It’s too easy to let lonely win the fight.
The kids are with their dad alternate weekends.
It kicks like a horse but don’t you get to hike?
Look at you, wind-tousled in your turquoise
gore-tex cagoule and gaiters. Say it, hiker,
There’s always something lying around
to lift us. The box of eggs slipped
from your hand. Four broke, but two didn’t
and the meringue was good. Ripe strawberries
at Aldi, double cream on special. Raise your spoon
you’re a hiker, you’ll burn it off uphill.
Think of all those Fridays you’re footloose
and can drive to the Lake District after work,
handbrake on in time for last orders.
Think of that guy in the bar who said
seven hours on the road, you must be hard-core or mental
and offered you a crisp, not a drink,
meaning he didn’t fancy you,
so you were free to just act normal.

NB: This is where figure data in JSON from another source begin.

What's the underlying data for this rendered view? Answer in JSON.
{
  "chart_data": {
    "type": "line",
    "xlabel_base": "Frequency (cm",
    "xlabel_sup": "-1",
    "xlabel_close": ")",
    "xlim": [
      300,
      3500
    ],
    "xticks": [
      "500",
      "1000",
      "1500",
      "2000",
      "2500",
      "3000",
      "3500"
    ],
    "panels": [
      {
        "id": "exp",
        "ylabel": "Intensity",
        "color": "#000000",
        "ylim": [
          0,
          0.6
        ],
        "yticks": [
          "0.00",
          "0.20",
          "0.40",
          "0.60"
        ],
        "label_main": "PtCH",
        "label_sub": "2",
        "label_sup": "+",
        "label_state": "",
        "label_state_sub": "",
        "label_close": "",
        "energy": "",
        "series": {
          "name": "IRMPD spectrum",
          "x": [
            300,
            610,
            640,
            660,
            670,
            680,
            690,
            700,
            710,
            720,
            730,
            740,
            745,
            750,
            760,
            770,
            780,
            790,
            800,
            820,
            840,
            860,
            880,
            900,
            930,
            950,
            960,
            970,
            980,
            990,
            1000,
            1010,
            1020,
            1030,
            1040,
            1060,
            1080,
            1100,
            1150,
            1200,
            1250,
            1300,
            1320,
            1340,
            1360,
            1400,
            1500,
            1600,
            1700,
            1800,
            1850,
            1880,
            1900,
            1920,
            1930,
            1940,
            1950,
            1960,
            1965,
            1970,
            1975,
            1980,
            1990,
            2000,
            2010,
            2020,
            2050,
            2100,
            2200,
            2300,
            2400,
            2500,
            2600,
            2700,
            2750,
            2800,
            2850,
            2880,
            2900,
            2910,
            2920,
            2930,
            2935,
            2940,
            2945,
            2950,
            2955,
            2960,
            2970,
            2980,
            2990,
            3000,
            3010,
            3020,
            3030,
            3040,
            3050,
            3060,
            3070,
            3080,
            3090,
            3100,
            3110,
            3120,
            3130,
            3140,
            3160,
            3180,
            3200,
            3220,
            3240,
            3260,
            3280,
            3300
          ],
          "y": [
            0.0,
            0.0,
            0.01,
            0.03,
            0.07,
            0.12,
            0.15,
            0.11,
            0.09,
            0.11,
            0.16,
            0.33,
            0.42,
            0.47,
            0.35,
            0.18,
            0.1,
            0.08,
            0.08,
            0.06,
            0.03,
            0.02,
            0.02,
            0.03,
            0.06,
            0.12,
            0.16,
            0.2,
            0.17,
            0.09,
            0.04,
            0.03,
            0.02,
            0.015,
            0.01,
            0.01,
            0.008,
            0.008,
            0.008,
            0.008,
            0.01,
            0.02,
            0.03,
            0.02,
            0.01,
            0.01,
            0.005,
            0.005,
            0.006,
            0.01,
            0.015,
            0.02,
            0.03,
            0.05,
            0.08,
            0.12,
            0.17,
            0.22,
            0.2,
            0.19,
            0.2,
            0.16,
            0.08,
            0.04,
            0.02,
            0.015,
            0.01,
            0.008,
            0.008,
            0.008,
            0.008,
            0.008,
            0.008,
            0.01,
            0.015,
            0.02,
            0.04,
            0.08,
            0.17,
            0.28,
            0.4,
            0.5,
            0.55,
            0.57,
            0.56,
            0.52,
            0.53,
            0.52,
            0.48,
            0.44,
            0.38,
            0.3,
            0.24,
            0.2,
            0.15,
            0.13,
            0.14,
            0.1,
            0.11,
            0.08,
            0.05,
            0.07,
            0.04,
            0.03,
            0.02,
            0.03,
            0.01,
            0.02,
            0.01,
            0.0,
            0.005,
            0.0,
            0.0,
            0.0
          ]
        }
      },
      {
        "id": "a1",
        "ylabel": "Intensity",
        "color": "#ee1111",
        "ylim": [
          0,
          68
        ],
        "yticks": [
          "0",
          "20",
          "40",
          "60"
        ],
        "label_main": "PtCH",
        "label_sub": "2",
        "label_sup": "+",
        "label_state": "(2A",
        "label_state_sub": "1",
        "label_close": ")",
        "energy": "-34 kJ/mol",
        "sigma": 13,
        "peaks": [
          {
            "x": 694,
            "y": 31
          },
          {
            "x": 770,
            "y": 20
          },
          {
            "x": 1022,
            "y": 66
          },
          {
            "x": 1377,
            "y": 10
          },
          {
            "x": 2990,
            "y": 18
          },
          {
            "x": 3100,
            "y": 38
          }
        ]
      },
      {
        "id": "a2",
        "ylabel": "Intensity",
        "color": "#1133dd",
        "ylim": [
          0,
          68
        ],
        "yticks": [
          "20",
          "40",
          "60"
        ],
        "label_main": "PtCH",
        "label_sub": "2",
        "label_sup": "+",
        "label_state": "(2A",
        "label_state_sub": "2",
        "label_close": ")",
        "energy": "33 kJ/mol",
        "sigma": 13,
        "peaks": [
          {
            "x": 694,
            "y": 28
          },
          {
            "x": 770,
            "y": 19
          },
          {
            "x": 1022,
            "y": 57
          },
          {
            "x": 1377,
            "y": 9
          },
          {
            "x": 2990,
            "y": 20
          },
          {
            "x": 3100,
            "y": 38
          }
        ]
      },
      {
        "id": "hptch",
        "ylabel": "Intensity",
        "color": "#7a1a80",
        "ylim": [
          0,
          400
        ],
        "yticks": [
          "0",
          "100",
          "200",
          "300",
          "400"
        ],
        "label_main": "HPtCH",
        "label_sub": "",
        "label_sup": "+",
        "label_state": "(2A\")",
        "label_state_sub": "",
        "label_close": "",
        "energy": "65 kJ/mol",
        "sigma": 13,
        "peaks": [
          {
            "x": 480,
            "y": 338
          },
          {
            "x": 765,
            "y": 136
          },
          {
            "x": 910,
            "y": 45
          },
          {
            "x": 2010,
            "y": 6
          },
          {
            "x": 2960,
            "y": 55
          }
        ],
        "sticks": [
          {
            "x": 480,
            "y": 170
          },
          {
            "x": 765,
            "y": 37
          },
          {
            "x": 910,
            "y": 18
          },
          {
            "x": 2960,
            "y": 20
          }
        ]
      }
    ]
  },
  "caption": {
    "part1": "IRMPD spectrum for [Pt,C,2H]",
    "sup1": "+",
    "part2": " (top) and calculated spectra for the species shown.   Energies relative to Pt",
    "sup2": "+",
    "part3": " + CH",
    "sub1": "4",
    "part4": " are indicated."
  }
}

Think of how,
when it turned out he did fancy you,
near the summit of Lonscale Fell, it was a cinch
to remember that drink and hike harder.
Think of the view you won
when you were champion of the unspoiled wet world.
Wasn’t the walk back down easy?
each footfall a countdown to sea level,
where the tide toys with its shells and worn glass
and gratitude waits to lead you by the hand,
points out all the blues and greens,
the crystals of dry salt. The constant tide
turning. Keeping its hold on the light.